This June morning sun dapples the deck beyond my bedroom window. I hear birdsong and squirrel chatter. Light breezes ruffle oak leaves. Geranium pots shout red. It is a simple morning of good cheer, all right with the world. 

On a Saturday morning like this I would relish the extra hot cup of coffee beside me, the blue berries and raspberries and yogurt breakfast. I would would be reading. Scripture, perhaps.  A psalm, an excerpt from the Gospels. I would have a new memoir, a novel, or a work of non-fiction, just recommended at my finger tips. I would have checked my iPhone for email and text, the weather, world news. I might be making a mental list of errands: grocery store, wedding gift, get gas, Home Depot, the hardware store.

I might be looking forward to dinner with family or a friend. Or hitting a nursery, lost in the lush variety of plants and bushes, content just to look, to be filled up with God’s creation. 

But today is not ordinary. I wait with family and friends for an outcome, a health outcome for someone who is bone of my bone and flesh of my flesh. No day has been ordinary since the day of diagnosis. All previous worries pale to background insignificance. My life is a prayer of supplications. My mind sings songs of comfort. I mentally travel down places that are too hard to bear. I vacillate between hope and dread, trust and fear. 

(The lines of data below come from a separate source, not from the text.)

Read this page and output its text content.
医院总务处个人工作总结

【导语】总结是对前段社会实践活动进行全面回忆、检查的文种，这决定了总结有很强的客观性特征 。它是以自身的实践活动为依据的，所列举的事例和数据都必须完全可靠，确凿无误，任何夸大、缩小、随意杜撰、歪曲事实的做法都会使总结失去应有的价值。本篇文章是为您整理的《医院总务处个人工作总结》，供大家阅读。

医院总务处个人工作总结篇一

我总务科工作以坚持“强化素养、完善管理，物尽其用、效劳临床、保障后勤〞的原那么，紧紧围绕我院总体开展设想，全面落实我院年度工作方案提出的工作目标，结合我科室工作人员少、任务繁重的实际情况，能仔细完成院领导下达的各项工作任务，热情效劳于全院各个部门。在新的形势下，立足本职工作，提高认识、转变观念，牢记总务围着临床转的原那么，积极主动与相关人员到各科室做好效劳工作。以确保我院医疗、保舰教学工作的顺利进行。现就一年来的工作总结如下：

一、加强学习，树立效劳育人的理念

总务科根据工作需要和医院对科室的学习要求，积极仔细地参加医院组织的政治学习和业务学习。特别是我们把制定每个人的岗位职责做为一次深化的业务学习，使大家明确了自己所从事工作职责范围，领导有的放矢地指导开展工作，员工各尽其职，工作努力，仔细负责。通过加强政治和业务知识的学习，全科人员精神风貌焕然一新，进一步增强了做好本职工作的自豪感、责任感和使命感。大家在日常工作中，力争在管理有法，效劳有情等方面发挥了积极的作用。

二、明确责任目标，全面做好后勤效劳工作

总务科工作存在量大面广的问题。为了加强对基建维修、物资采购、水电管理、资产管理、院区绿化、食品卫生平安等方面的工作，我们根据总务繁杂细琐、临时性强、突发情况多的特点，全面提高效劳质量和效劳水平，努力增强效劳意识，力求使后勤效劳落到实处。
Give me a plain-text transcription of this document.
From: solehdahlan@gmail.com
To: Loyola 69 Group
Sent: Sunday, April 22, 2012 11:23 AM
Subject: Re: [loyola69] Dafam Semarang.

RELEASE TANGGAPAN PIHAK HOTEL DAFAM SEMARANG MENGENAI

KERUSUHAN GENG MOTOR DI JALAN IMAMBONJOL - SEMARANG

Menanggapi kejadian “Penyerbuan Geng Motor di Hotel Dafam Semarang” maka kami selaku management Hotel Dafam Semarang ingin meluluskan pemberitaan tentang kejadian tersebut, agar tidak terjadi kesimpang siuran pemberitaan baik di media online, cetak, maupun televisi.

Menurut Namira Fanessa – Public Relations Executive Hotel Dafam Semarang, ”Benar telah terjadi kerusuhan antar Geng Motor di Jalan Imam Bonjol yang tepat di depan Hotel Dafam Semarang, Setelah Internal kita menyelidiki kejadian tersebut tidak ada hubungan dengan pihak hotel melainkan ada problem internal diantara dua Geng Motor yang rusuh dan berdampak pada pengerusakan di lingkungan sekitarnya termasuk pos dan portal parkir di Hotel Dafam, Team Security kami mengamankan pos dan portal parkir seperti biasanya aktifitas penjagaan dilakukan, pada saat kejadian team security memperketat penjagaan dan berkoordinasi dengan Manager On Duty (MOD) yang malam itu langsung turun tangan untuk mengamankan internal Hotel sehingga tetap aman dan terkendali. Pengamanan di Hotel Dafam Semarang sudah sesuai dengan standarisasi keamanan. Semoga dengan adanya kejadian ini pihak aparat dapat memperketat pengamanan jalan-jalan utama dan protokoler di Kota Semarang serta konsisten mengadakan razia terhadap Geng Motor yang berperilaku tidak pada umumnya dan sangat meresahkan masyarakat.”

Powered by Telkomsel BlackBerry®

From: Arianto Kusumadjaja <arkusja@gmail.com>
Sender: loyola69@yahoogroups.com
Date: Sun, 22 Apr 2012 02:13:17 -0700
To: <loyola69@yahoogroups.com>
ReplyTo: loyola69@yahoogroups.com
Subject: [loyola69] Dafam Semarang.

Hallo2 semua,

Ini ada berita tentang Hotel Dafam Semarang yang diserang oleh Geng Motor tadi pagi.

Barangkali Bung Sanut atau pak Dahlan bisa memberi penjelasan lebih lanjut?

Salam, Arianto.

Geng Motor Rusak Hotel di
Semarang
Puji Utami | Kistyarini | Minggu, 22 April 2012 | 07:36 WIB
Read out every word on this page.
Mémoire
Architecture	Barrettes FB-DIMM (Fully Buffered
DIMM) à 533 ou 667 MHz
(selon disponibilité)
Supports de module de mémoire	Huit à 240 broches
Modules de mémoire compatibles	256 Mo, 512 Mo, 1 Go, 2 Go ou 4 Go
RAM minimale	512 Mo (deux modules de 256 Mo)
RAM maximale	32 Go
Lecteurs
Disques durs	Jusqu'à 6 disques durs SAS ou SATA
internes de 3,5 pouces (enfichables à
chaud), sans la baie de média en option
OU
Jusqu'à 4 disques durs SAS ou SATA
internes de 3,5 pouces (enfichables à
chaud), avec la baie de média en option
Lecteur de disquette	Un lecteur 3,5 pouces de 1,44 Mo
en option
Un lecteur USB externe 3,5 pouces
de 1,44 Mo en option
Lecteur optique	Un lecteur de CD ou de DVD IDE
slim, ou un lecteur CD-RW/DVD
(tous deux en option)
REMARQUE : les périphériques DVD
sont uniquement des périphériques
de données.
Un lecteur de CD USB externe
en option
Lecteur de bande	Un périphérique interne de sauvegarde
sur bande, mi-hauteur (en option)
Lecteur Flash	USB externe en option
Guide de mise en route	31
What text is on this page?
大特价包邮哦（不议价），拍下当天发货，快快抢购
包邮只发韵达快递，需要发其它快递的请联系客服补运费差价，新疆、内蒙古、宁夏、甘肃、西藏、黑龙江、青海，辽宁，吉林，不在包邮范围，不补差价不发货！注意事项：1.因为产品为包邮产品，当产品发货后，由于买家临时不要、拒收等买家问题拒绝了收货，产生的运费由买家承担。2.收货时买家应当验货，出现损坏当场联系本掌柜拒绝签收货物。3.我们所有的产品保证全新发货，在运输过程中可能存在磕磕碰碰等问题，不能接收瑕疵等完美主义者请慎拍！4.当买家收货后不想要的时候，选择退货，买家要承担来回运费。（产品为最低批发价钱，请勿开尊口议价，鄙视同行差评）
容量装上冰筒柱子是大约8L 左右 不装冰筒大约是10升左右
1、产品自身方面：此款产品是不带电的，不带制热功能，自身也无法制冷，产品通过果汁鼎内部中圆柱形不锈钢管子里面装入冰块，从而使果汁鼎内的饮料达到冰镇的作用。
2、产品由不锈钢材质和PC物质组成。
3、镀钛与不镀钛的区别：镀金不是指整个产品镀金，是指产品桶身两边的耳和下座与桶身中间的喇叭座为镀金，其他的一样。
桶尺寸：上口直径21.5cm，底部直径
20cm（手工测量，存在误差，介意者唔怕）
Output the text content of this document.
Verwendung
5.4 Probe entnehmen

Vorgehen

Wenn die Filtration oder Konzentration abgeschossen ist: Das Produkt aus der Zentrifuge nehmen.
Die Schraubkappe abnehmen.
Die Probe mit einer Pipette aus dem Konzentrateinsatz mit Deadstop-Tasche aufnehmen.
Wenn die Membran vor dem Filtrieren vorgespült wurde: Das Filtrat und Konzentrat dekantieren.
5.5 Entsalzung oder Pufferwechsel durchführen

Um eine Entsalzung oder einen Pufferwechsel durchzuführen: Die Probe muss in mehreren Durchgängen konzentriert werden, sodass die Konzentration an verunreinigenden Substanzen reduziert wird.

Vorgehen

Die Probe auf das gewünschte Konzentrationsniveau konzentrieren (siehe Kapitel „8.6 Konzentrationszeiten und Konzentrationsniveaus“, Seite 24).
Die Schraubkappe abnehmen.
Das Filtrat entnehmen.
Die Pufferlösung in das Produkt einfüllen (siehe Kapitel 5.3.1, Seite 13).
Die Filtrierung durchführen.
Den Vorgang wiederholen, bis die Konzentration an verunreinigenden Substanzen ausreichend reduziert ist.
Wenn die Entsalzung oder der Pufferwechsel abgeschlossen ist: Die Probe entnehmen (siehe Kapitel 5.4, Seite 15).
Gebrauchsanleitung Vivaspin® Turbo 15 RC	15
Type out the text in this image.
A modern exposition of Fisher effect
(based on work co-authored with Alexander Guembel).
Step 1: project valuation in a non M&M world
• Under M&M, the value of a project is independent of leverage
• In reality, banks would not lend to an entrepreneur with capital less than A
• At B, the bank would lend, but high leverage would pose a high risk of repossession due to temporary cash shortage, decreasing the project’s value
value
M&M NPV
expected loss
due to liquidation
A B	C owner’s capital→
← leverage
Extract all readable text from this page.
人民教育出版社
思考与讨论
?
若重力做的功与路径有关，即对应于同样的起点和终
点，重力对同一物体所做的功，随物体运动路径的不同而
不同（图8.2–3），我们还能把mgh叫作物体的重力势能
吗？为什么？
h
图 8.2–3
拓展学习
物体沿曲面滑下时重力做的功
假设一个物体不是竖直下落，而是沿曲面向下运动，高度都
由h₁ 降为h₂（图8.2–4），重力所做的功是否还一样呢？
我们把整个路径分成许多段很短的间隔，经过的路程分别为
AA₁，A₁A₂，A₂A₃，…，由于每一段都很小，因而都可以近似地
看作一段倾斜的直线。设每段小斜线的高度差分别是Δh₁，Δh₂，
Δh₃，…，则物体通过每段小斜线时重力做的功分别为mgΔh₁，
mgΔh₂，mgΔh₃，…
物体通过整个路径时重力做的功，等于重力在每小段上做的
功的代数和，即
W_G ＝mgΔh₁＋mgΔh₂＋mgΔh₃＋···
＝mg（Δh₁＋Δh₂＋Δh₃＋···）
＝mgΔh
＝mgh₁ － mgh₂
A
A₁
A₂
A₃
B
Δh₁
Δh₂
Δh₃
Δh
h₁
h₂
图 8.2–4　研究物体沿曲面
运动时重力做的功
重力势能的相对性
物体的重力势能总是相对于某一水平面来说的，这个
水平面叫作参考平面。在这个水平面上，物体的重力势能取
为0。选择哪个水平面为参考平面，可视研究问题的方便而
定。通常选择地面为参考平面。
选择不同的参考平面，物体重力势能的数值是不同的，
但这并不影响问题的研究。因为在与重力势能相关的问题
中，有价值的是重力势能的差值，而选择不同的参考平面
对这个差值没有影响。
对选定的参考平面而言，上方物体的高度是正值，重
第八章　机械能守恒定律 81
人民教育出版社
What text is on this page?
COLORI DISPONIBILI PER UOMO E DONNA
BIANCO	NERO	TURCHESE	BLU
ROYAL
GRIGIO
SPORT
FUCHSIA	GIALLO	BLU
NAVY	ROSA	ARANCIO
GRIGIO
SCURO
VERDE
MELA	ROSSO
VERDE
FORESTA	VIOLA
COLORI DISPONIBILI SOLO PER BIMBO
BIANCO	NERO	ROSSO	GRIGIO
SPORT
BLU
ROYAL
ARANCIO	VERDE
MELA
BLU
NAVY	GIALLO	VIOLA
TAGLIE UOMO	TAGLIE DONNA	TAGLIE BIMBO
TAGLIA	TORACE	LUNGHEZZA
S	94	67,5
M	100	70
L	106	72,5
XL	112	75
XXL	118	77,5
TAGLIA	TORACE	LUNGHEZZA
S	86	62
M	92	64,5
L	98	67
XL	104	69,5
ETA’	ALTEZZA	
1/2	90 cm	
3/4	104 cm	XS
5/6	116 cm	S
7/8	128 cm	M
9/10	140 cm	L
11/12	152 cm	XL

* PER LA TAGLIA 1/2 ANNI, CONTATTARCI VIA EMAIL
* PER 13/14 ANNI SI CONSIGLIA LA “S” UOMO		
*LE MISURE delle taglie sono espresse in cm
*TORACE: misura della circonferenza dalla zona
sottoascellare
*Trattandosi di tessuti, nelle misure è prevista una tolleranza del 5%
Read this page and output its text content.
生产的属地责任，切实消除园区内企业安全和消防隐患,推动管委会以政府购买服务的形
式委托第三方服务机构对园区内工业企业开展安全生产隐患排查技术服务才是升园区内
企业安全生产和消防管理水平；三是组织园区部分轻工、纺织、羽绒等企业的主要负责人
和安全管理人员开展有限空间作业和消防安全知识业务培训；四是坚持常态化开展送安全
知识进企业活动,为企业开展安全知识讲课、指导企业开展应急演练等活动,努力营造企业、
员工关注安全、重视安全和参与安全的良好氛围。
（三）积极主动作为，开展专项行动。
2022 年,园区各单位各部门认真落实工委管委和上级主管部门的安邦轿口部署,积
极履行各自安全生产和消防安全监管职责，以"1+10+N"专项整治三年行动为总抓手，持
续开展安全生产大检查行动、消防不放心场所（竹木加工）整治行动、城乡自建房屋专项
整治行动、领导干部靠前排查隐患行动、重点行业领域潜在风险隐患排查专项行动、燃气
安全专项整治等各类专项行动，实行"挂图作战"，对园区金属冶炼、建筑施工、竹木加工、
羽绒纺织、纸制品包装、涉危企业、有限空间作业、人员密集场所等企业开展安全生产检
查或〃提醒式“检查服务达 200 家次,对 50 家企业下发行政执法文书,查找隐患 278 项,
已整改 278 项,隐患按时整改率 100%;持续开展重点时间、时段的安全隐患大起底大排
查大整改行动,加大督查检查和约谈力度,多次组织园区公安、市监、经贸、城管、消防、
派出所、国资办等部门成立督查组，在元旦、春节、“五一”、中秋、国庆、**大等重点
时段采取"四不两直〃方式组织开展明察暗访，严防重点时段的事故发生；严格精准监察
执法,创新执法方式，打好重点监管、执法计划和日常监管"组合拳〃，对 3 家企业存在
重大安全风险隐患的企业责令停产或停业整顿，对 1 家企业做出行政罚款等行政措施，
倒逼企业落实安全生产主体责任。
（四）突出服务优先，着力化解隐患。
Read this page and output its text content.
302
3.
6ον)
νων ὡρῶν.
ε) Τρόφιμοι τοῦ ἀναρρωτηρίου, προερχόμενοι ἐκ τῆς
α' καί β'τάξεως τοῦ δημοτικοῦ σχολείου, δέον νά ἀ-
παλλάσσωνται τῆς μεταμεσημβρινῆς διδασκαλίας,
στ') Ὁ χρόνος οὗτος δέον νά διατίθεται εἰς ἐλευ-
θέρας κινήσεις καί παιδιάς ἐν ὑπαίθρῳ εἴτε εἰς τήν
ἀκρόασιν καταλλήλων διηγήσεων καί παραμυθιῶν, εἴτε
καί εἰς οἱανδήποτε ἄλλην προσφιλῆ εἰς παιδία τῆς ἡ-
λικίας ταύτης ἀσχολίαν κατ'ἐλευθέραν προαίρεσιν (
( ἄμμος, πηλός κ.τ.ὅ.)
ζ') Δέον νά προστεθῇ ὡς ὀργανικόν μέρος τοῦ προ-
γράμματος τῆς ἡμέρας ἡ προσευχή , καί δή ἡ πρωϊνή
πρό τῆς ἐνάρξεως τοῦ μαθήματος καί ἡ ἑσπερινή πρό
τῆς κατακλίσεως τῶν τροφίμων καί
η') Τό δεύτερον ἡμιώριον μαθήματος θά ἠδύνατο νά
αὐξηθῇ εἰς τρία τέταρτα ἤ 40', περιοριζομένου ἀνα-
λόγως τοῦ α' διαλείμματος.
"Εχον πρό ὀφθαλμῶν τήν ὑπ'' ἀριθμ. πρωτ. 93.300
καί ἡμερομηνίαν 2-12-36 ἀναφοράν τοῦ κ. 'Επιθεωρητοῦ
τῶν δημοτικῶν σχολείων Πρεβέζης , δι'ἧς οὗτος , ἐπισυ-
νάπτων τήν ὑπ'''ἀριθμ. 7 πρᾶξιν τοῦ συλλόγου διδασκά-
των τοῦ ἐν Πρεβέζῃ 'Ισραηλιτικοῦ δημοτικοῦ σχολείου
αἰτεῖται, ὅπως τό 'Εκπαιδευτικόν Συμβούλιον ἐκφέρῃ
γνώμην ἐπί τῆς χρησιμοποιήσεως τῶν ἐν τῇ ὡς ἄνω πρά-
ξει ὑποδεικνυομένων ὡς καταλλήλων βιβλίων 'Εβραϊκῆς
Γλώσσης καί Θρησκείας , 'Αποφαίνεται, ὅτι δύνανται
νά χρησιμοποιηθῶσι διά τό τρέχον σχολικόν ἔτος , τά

On this non-ordinary day I choose to do what I always do. I drink my coffee with gratitude. I watch the trees ruffle, the birds flit. I try to smile at the chatter of squirrels, make an effort to notice the particular shade of deep red, geraniums still shouting from their pots on my deck. And I pray a prayer of relinquishment to the God who numbers the hairs of our heads and who knows when even a sparrow falls. I give this treasured one to Him for life and healing, safety and peace. And I acknowledge that each and every moment we are all “under the mercy”.